As we head into a period of prolonged scarcity we’re going to have to make some hard choices.  Thus far, we are pleased that the Chancellor and the Board have been very clear about their desire to avoid take backs.  However, two areas of concern that have surfaced recently in some (but certainly not all) quarters of the District are class caps and subject area cuts.
While some class caps are negotiated and cannot be raised by administrative fiat, others can be and it has come to our attention that some District managers have been floating the idea that negotiated class caps should be eliminated or that classes without negotiated caps should be matched notto what is a pedagogically sound number of students for a given course, but room capacity.  Hence, if the room fits 100 students, then that should be the cap.  Such specious arguments have been justified with references to the business model and the notion that we are competing with other places for students/customers and thus should pack as many of them in as possible.

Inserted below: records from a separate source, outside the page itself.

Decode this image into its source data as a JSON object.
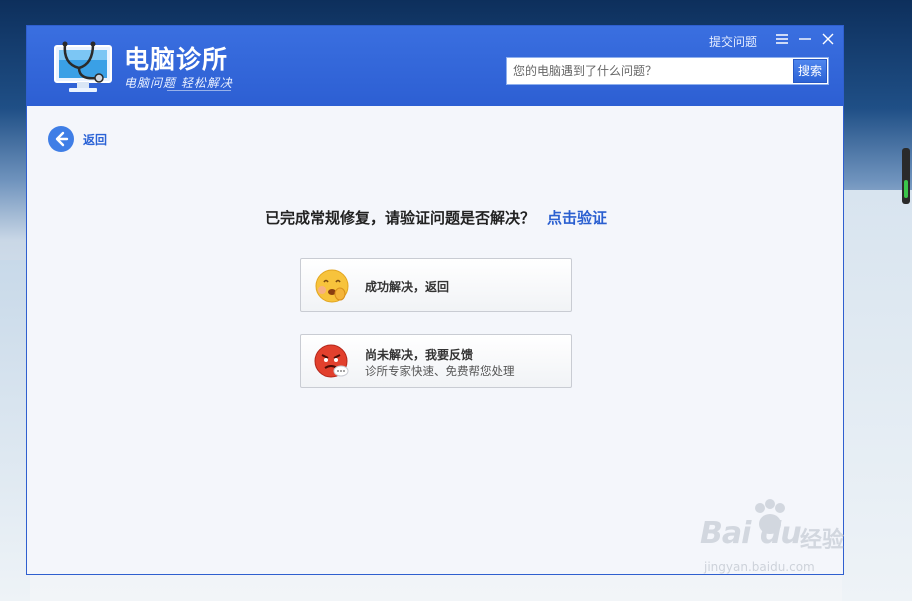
{
  "app": {
    "title": "电脑诊所",
    "subtitle": "电脑问题 轻松解决"
  },
  "header": {
    "feedback_link": "提交问题",
    "search": {
      "placeholder": "您的电脑遇到了什么问题？",
      "button_label": "搜索"
    }
  },
  "nav": {
    "back_label": "返回"
  },
  "main": {
    "prompt": "已完成常规修复，请验证问题是否解决？",
    "verify_link": "点击验证",
    "options": [
      {
        "title": "成功解决，返回",
        "subtitle": ""
      },
      {
        "title": "尚未解决，我要反馈",
        "subtitle": "诊所专家快速、免费帮您处理"
      }
    ]
  },
  "watermark": {
    "brand": "Bai  du",
    "cn": "经验",
    "url": "jingyan.baidu.com"
  },
  "colors": {
    "titlebar": "#2f63d6",
    "accent": "#2a5fd0",
    "window_bg": "#f4f6fb"
  }
}
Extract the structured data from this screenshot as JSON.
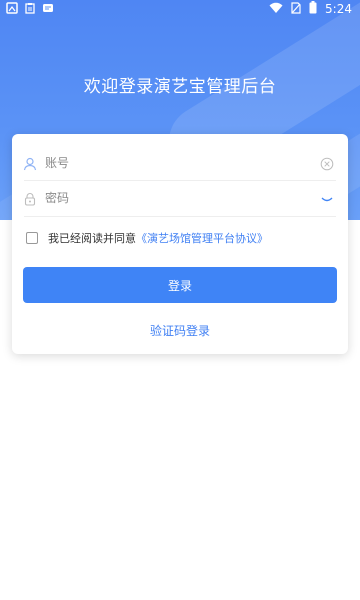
{
  "status_bar": {
    "time": "5:24",
    "icons": [
      "image-icon",
      "clipboard-icon",
      "message-icon",
      "wifi-icon",
      "no-sim-icon",
      "battery-icon"
    ]
  },
  "header": {
    "title": "欢迎登录演艺宝管理后台"
  },
  "form": {
    "account": {
      "placeholder": "账号",
      "value": ""
    },
    "password": {
      "placeholder": "密码",
      "value": ""
    },
    "agreement_text": "我已经阅读并同意",
    "agreement_link": "《演艺场馆管理平台协议》",
    "login_label": "登录",
    "sms_login_label": "验证码登录"
  },
  "colors": {
    "primary": "#3f84f6",
    "link": "#3f7ff3",
    "header_bg": "#5b93f6"
  }
}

This suggestion has gone along seamlessly with the questioning of the need for basic skills classes.  While it should be clear that these arguments are contradictory on face, it is worth outlining some of the other faults with this line of reasoning:
1) We are not a business and our subject area expertise should not be set aside for a brain dead productivity model.
2) We are not competing for students!  We haven’t been funded enough to serve the number of students who want classes now.  Hence, destroying the quality of the educational experience we can provide for the students we are serving by cramming them in to classes as if we were operating a sausage grinder is utterly senseless and pedagogically bankrupt.    This is not serving students; it is doing them a disservice.
3) Serving students with basic skills needs is a central part of our core values as a community college District.
Hence, your AFT Guild will remain vigilant and oppose turning our colleges into a sausage grinder designed to save money (by using fewer professors to crank out larger numbers of students) and failing those students who need us the most.